Unvaccinated people account for 'virtually all' COVID-19 hospitalizations, deaths, White House says

COVID-19 cases continue to amass in parts of the United States and the White House said unvaccinated people are the most impacted.

At Thursday’s news briefing, Jeff Zients, the White House COVID-19 response coordinator, said "virtually all COVID-19 hospitalizations and deaths in the United States are now occurring among unvaccinated individuals."

According to data collected by the U.S. Centers and Disease Control and Prevention (CDC), 184 million Americans have gotten at least one dose of an FDA-authorized COVID-19 vaccine.

Zients applauded them for rolling up a sleeve and contributing to America's recovery from the pandemic — which has seen case numbers, hospitalizations and deaths plummet from the highs of last winter.

"As a country, we’re closer than ever to ending this pandemic and getting back to normal," Zients said. "But the sad reality is that, despite our progress, we’re still losing people to this virus — which is especially tragic given, at this point, it is unnecessary and preventable."

RELATED: Fauci: 99.2% of US COVID-19 deaths involved unvaccinated people

Dr. Anthony Fauci, the nation’s top infectious disease expert and President Joe Biden’s chief medical advisor, shared similar concerns last week.

He told NBC’s "Meet the Press" it’s frustrating "where you have a formidable enemy" in the coronavirus and "yet we do have a countermeasure that’s highly, highly effective. And that’s the reason why it’s all the more sad and all the more tragic why it isn’t being completely implemented in this country."

Zients said COVID deaths and hospitalizations among unvaccinated Americans is a trend that’ll likely continue, particularly due to the recent spread of the more transmissible delta variant.

Earlier this week, the CDC predicted that the delta variant has now become the dominant strain of COVID-19 in the U.S. 

RELATED: Delta variant now most common COVID-19 strain, CDC prediction suggests

National genomic surveillance data showed the delta variant accounting for 30.4% of cases in the two-week period that ended on June 19. The CDC believes that will grow to 51.7% for the two-week period that ended July 3.

"And in some parts of the country, the percentage is even higher. For example, in parts of the Midwest and Upper Mountain states, CDC’s early sequence data suggests the Delta variant accounts for approximately 80 percent of cases," said Dr. Rochelle Walensky, director of the CDC, at Thursday’s briefing.

It’s still unclear if the delta variant is more deadly than other strains, but the CDC notes "increased transmissibility" with the delta variant and the potential for it to make certain monoclonal antibody treatments less effective. Even so, all three authorized shots are effective against the COVID variants — including the delta variant. 

"The world is understandably worried about the delta virus variant," Dr. Anthony Fauci, the director of the U.S. National Institute of Allergy and Infectious Diseases, said. "The vaccines indeed are effective against it."

Fauci cited various studies, including three real-world studies which separately showed Pfizer was 79%, 88% and 96% effective against the delta variant.

In this photo illustration, a silhouette of hands in medical

In this photo illustration, a silhouette of hands in medical gloves hold a medical syringe and a vial in front of the US flag. (Photo Illustration by Pavlo Gonchar/SOPA Images/LightRocket via Getty Images)

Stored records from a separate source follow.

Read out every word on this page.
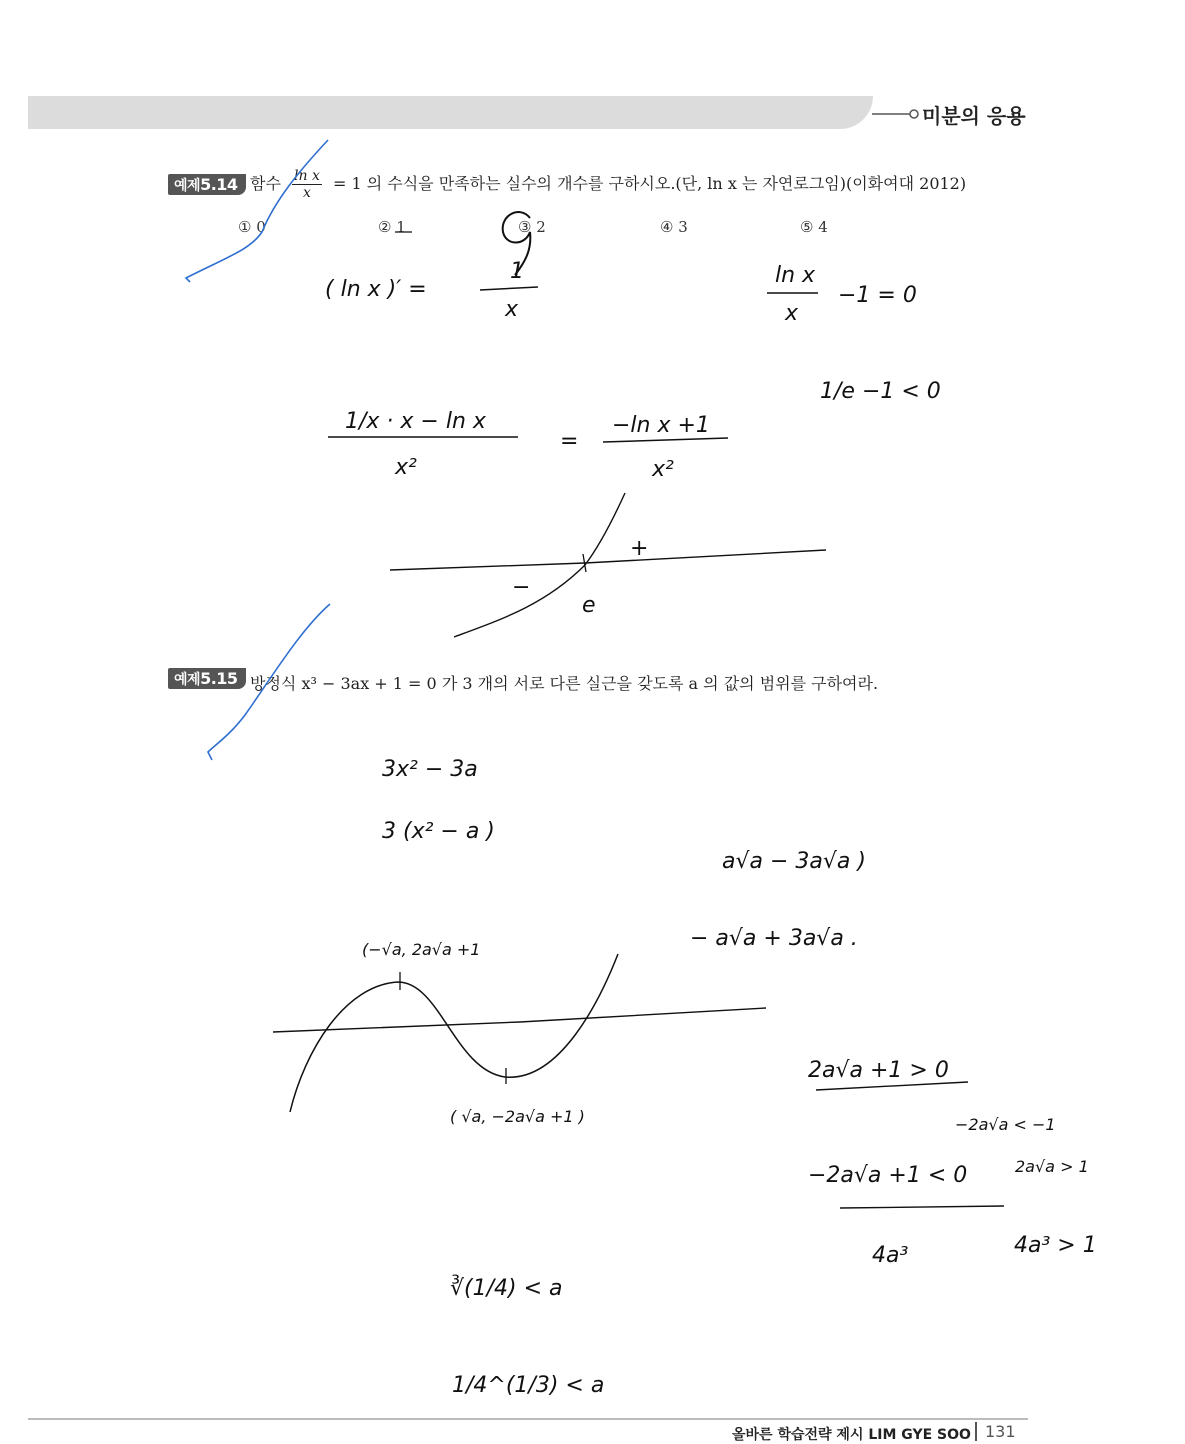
미분의 응용
예제5.14 함수 $\frac{\text{ln x}}{x} = 1$ 의 수식을 만족하는 실수의 개수를 구하시오.(단, ln x 는 자연로그임)(이화여대 2012)
① 0	② 1	③ 2	④ 3	⑤ 4
예제5.15 방정식 x³ − 3ax + 1 = 0 가 3 개의 서로 다른 실근을 갖도록 a 의 값의 범위를 구하여라.
( ln x )′ =
1
x
ln x
x
−1 = 0
1/e −1 < 0
1/x · x − ln x
x²
=
−ln x +1
x²
+
−
e
3x² − 3a
3 (x² − a )
a√a − 3a√a )
− a√a + 3a√a .
(−√a, 2a√a +1
( √a, −2a√a +1 )
2a√a +1 > 0
−2a√a < −1
−2a√a +1 < 0	2a√a > 1
4a³	4a³ > 1
∛(1/4) < a
1/4^(1/3) < a
올바른 학습전략 제시 LIM GYE SOO 131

But that promising news means little to those who are still refusing the shot. Zients said the COVID response team has plans to address that.

Officials are targeting older children by getting vaccines to pediatricians offices. The hope is to have the teens inoculated when they show up for back-to-school checkups or get physical examinations for sports.

They will also work to bring shots to school campuses and even to workplaces for unvaccinated adults.

"At the same time we work with communities to get more shots and arms, we’re also mobilizing COVID-19 surge response teams to provide additional support to states in dealing with outbreaks among the unvaccinated," Zients said.

This story was reported from Atlanta.